Perhaps the most telling difference occurs when we have extended conversations wherein the basic premise that one of us is building upon can be turned on its head by the misinterpretation of a single phrase. Take for instance the time I told my partner that I had my fill of a social gathering and she insisted we stay as she thought I meant that I was drunk and therefore unable to drive us home (“full” is a slang term for drunk in Norwegian).
In a country where one can easily drive thousands of miles while speaking the same language, and abiding by—close to, anyway—the same written and unwritten laws, one can be lulled into the sense that the way we act as Americans is a universal norm. Perhaps this is part of the reason why you find yourself reading The Norwegian American: to seek out voices from a different culture. In order to understand the basic premise of other cultures, one must accept that other groups of people understand the world in different ways. This is the premise of The Social Guidebook to Norway.

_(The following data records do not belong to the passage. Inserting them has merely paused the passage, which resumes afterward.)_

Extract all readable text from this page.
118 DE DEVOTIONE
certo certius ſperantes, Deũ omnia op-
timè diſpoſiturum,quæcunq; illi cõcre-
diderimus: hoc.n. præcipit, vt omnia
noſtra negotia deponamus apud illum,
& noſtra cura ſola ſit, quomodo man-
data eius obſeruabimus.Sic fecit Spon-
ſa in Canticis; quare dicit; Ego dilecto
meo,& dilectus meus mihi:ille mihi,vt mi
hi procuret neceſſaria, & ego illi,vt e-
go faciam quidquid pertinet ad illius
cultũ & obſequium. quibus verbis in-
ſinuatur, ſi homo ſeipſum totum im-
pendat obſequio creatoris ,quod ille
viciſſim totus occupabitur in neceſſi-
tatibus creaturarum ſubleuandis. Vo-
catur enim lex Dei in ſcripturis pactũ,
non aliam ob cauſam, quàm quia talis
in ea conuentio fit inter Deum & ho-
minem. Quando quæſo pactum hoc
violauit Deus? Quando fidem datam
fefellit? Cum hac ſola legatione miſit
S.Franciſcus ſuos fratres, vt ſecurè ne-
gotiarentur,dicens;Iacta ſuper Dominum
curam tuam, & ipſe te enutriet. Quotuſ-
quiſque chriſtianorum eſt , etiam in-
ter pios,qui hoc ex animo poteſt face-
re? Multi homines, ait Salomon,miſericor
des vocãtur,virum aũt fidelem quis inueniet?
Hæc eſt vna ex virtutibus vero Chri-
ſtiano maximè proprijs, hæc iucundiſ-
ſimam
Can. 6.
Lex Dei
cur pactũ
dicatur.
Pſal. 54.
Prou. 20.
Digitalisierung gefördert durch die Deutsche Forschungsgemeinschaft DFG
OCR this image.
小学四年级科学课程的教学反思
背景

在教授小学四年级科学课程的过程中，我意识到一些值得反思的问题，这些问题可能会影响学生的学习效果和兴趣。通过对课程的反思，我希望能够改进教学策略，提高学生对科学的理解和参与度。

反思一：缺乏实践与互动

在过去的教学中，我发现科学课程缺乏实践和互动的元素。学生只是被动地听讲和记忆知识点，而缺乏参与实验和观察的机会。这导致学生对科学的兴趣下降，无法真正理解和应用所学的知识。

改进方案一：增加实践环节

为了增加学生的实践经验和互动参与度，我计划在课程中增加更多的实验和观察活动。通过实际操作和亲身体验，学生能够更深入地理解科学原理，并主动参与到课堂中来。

In this quick-to-read “illustrated introduction,” the author, Julien S. Bourrelle, breaks down some of the most easily misconstrued social norms that exist in Norwegian culture but not American culture and vice-versa. Bourrelle’s writing includes simple etiquette, topics of conversation, and the differences between how people in each nation tend to make friends out of acquaintances. Whether you plan to spend a week in Norway, a life in Norway, or simply wish to understand some overt differences between our cultures, this book provides a stable and easy-to-traverse bridge.
Say, perhaps, you find yourself on a bus or train in Norway. Surrounded by Norwegians and slightly bored due to the fact that you do not care to pay for cell phone data outside the U.S., you decide to strike up a conversation with the person next to you. According to Bourrelle’s (and my own) experiences, this can make a lot of Norwegians uncomfortable unless you specifically mention that you are a foreigner looking to better understand Norwegian life and culture.
Making a concerted effort to understand other cultures, especially when one intends to interact with them, makes one not only a more well-rounded human being but also a far more considerate one. Such a process is best fulfilled by consulting a non-human source, as few people enjoy being interrogated about their culture or cultural identity. Trust me, as someone who has had to listen to their partner answer the same basic questions many times, these conversations can get old very quickly. With this in mind, I cannot more highly suggest you turn to the compiled information in The Social Guidebook to Norway.
I’ll just say it will help make you “full” in the best way possible.
Cole Chernushin works in education and coffee. His pastimes include listening to podcasts, writing lesson plans, and trying to pull the perfect shot of espresso.